GCHQ internet spying was illegal, rules secret court

The UK's Investigatory Powers Tribunal (IPT) has ruled that the information sharing between the NSA and GCHQ was unlawful up until December 2014.

GCHQ internet spying was illegal, rules secret court
GCHQ internet spying was illegal, rules secret court

The case was brought forward by civil liberties groups Amnesty International, Liberty, Privacy international and Bytes for All in light of Edward Snowden's first leaks in summer of 2013, which revealed the bulk collection of data on millions of people by using the NSA's 'Prism' and 'Upstream' programmes.

Through Prism, the NSA gained access to the data and content handled by some of the world's largest internet companies, including Microsoft, Yahoo, Google, Facebook, PalTalk, AOL, Skype, YouTube and Apple, while Upstream saw NSA intercept internet communications being transmitted over fibre optic cables.

Now, the secret UK court has concluded that GCHQ breached the European Convention of Human Rights (ECHR) under sections 8, the respect for a privacy and family life, and 10, the right to freedom of expression, by failing to declare what information was shared between the two agencies. The one-page document concludes that the agency “now complies with the said articles.”

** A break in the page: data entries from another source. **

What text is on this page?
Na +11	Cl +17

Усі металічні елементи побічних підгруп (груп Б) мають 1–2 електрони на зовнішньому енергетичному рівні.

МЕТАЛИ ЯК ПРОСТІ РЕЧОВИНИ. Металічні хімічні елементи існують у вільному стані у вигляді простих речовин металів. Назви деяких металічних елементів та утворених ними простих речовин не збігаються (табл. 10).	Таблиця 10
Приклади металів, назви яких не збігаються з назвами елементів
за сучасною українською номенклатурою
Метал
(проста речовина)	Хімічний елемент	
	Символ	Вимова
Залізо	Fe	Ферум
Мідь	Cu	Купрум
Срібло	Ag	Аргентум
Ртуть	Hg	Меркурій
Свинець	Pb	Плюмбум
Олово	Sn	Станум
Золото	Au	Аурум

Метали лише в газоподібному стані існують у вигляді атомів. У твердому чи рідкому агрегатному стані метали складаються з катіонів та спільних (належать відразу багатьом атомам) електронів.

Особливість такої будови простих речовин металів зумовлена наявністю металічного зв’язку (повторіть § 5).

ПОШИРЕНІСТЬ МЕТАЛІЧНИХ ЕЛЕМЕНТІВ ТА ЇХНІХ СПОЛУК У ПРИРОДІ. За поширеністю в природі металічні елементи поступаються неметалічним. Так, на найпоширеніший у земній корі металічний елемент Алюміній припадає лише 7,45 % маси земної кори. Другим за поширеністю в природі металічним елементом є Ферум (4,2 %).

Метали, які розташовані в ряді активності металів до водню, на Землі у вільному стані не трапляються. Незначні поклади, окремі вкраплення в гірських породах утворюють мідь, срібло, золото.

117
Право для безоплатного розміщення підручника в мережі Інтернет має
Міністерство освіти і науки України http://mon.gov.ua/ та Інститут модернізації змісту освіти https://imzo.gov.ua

This is the first time IPT has ruled against the UK secret services (GCHQ, MI5 and MI6) in its 15-year history.

“It is declared that prior to the disclosures made and referred to in the First Judgment and the Second Judgment, the regime governing the soliciting, receiving, storing and transmitting by UK authorities of private communications of individuals located in the UK, which have been obtained by US authorities pursuant to Prism and/or (on the Claimants' case) Upstream, contravened Articles 8 or 10 ECHR," reads the document.

This news comes just two months after the same court had ruled that GCHQ's access to NSA data was legal because certain secret details of the UK-US relationship were made public during Privacy International's case against the security services.

Eric King, deputy director of Privacy International, said in a statement that the US and UK secret agencies had acted like they were above the law, and praised Snowden for his contribution.

"For far too long, intelligence agencies like GCHQ and NSA have acted like they are above the law. Today's decision confirms to the public what many have said all along — over the past decade, GCHQ and the NSA have been engaged in an illegal mass surveillance sharing programme that has affected millions of people around the world. 

“We must not allow agencies to continue justifying mass surveillance programmes using secret interpretations of secret laws. The world owes Edward Snowden a great debt for blowing the whistle, and today's decision is a vindication of his actions.

“But more work needs to be done. The only reason why the NSA-GCHQ sharing relationship is still legal today is because of a last-minute clean-up effort by government to release previously secret “arrangements”. That is plainly not enough to fix what remains a massive loophole in the law, and we hope that the European Court decides to rule in favour of privacy rather than unchecked state power."

James Welch, legal director for Liberty, added: “We now know that, by keeping the public in the dark about their secret dealings with the National Security Agency, GCHQ acted unlawfully and violated our rights. That their activities are now deemed lawful is thanks only to the degree of disclosure Liberty and the other claimants were able to force from our secrecy-obsessed government.

“But the intelligence services retain a largely unfettered power to rifle through millions of people's private communications – and the Tribunal believes the limited safeguards revealed during last year's legal proceedings are an adequate protection of our privacy. We disagree, and will be taking our fight to the European Court of Human Rights.”

A spokesperson for Prime Minister David Cameron told Reuters: "The judgment will not require GCHQ to change what it does."

Alan Calder, founder and executive chairman at IT Governance, said in an email to SCMagazineUK.com that it is difficult to get the balance right between national security and privacy.

“I think that balancing human rights with the need to defend UK citizens against people who are committed to our destruction is an incredibly difficult thing to do," he said.

“I'm not sure that the general public properly understands the extent to which their personal security depends on our intelligence services identifying and undermining cyber-savvy criminals and terrorists…….in the same way that we expect security services to infiltrate and disrupt more traditional gangs, we ought to expect them to do everything within their legal power to reduce the likelihood of terrorist atrocities in the UK.”

Meanwhile, on the same day, the UK government quietly rolled out a new code of conduct on how agencies can hack and intercept telecommunications.